County conservation district may seek blocks to wilderness designation

Wilderness, Old English for “self-willed land,” is suggestive of the American spirit of self-reliance, rugged individualism, and adventurousness –these characteristics receiving birth from Wilderness itself. Return visits for us and for future generations is a restorative to the world’s continuation. It’s sort of like visiting with great, great, great, great, grandparents.

What remains of legally designated Wilderness Areas, and Wilderness Study Areas (WSAs), which are, ideally, future Wilderness Areas, are important for several reasons, such as preserving the biological diversity of all creatures, for us to experience listening to nature unmarred by motorized sounds, to walk on primitive paths or none at all, and to provide health giving and priceless air and water, and habitat for wildlife.

Note that the Wilderness Act does not preclude hunting, nor, necessarily, all grazing.

Recently, however, all over the West and here in Sweetwater County, Wyoming, they are under attack. Here it is from, surprisingly, the so-called “Conservation District,” which knows and cares little about conservation. The members themselves are in the cattle and sheep industries, which they promote at the expense of wildlife and water quality.

They are also promoting motorized recreation everywhere, and unlimited drilling and mining.

RS 2477 is part of a broader law dating to the presidency of Andrew Johnson (until lately considered our worst president) in 1866. It was designed to help stitch the nation together after the terrible Civil War, by encouraging the construction of roads to facilitate settlement, especially in the wide open spaces of the West. This relic of the frontier was largely forgotten, and then was repealed in 1976, as part of a new way of managing land with the Federal Land Policy and Management Act.

Where I live, the Sweetwater County Conservation District (SWCCD) is absolutely obsessed with RS 2477. Why, you ask, would they waste their time, and the public’s money, with this old law? Their motive is to roll back the protective designation of this county’s 13 WSAs, and to prevent other areas, such as the Vermillion Badlands, from consideration for Wilderness designation. Other conservation districts in Wyoming are probably doing this too.

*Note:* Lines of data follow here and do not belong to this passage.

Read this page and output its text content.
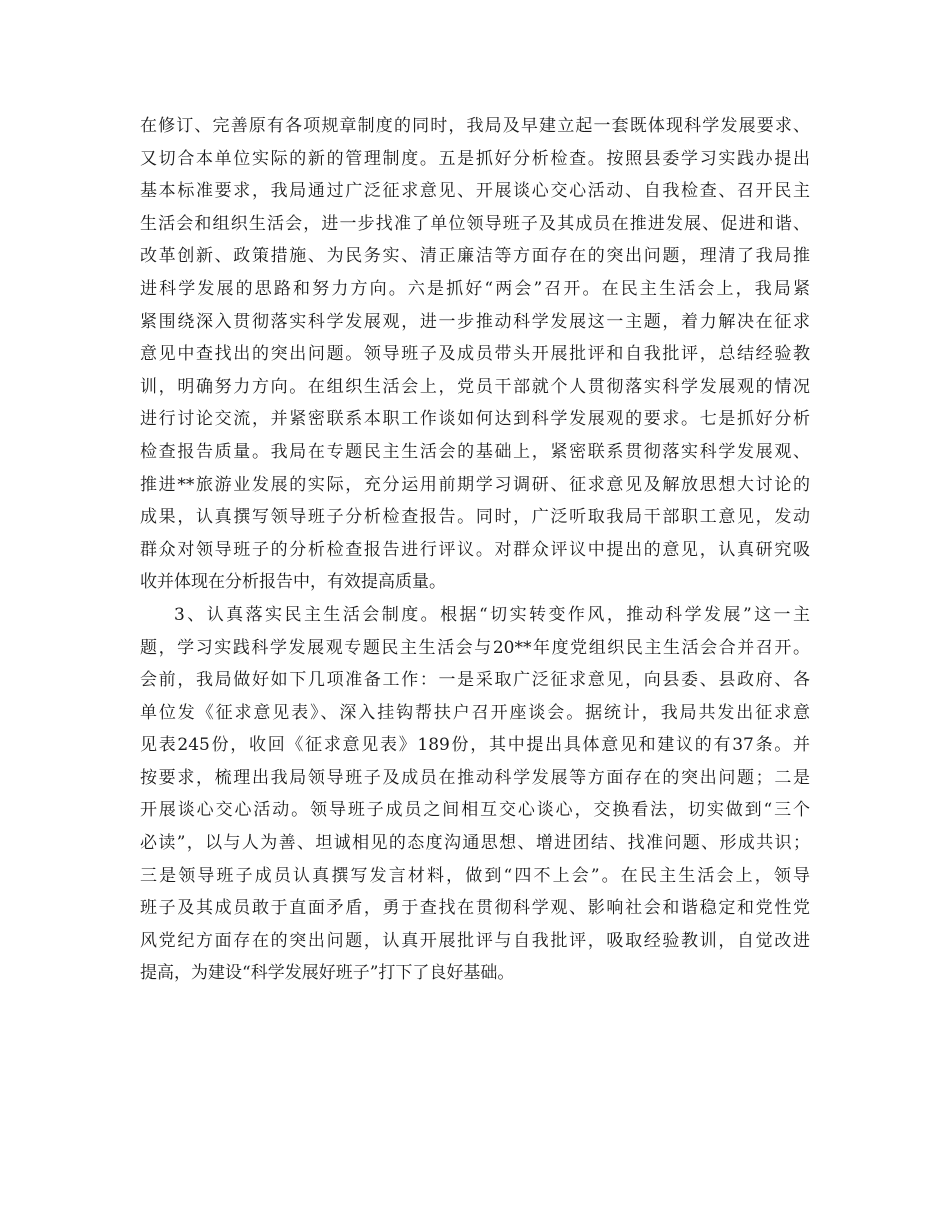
在修订、完善原有各项规章制度的同时，我局及早建立起一套既体现科学发展要求、
又切合本单位实际的新的管理制度。五是抓好分析检查。按照县委学习实践办提出
基本标准要求，我局通过广泛征求意见、开展谈心交心活动、自我检查、召开民主
生活会和组织生活会，进一步找准了单位领导班子及其成员在推进发展、促进和谐、
改革创新、政策措施、为民务实、清正廉洁等方面存在的突出问题，理清了我局推
进科学发展的思路和努力方向。六是抓好“两会”召开。在民主生活会上，我局紧
紧围绕深入贯彻落实科学发展观，进一步推动科学发展这一主题，着力解决在征求
意见中查找出的突出问题。领导班子及成员带头开展批评和自我批评，总结经验教
训，明确努力方向。在组织生活会上，党员干部就个人贯彻落实科学发展观的情况
进行讨论交流，并紧密联系本职工作谈如何达到科学发展观的要求。七是抓好分析
检查报告质量。我局在专题民主生活会的基础上，紧密联系贯彻落实科学发展观、
推进**旅游业发展的实际，充分运用前期学习调研、征求意见及解放思想大讨论的
成果，认真撰写领导班子分析检查报告。同时，广泛听取我局干部职工意见，发动
群众对领导班子的分析检查报告进行评议。对群众评议中提出的意见，认真研究吸
收并体现在分析报告中，有效提高质量。
3、认真落实民主生活会制度。根据“切实转变作风，推动科学发展”这一主
题，学习实践科学发展观专题民主生活会与20**年度党组织民主生活会合并召开。
会前，我局做好如下几项准备工作：一是采取广泛征求意见，向县委、县政府、各
单位发《征求意见表》、深入挂钩帮扶户召开座谈会。据统计，我局共发出征求意
见表245份，收回《征求意见表》189份，其中提出具体意见和建议的有37条。并
按要求，梳理出我局领导班子及成员在推动科学发展等方面存在的突出问题；二是
开展谈心交心活动。领导班子成员之间相互交心谈心，交换看法，切实做到“三个
必读”，以与人为善、坦诚相见的态度沟通思想、增进团结、找准问题、形成共识；
三是领导班子成员认真撰写发言材料，做到“四不上会”。在民主生活会上，领导
班子及其成员敢于直面矛盾，勇于查找在贯彻科学观、影响社会和谐稳定和党性党
风党纪方面存在的突出问题，认真开展批评与自我批评，吸取经验教训，自觉改进
提高，为建设“科学发展好班子”打下了良好基础。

In recent years, RS 2477 has seen its greatest use in Alaska and Utah, but increasingly all over the West. The thinking goes that anything that was a “road” can disqualify an area from Wilderness designation. The truth, however, is that they are interpreting and hoping to use this former law incorrectly, and willfully misinterpreting the 1964 Wilderness Act.

What they are doing is filing quiet-title actions, which in view of the 42 intervening years since RS 2477’s repeal, is legally pretty weak. Still, they’re giving it a shot, and hoping to grandfather in a bunch of so-called roads.

They are doing this by mapping all the “roads” in the county. In some places they are even visiting nursing homes to obtain depositions on the use of “roads” from long ago. If someone walked a mule across a hillside between 1866 and 1976, well, “It’s obviously a road!”

The users of RS 2477 believe that these barely visible tracks can disqualify many of our unique landscapes from Wilderness consideration.

That, however, is a deliberate misreading of the Wilderness Act. The word “pristine” never once appears in the act. Many of today’s Wilderness Areas had various developments on them, like roads and structures, yet they were still designated Wilderness Areas. The roads were blocked, and structures sometimes removed, after Wilderness designation. A Wilderness Area just has to be “substantially” wild.

Here in Sweetwater County, our WSAs are in desert or near-desert places.

They total only about 3.7 percent of this huge county, yet anti-Wilderness politicians, like county commissioner John Kolb, say that conservation-minded people need to learn to compromise.

It has been rumored, however, that Kolb is given to problems with keeping things in proportion. It’s not like 95 percent is being demanded, and never another well to be drilled.

Kolb, and the SWCCD, want all the WSA designations dropped and the land returned to multiple-use status, thinking, falsely, that it can then be better managed by locals. On the other hand, however, there’s nothing stopping locals from working for the federal government, and many do, here and all over the world. If this were a “locals’ club,” that might create the best conditions of all for mismanagement and corruption.

A major component needed for managing the land is money, and the feds have more of it than we do. Besides, they own it. An interesting maxim is, the best ruler is strong and far away; the worst is weak and close.

Our SWCCD is collecting junk data, they are ill advising our county commissioners and misleading the public.

Their meetings take place on the first Thursday of each month, from 4 to 6 p.m., at the Gateway Office Center, located at 79 Winston Drive in Rock Springs.

We need Wilderness for the people of today, and for our great, great, great, great, grandchildren.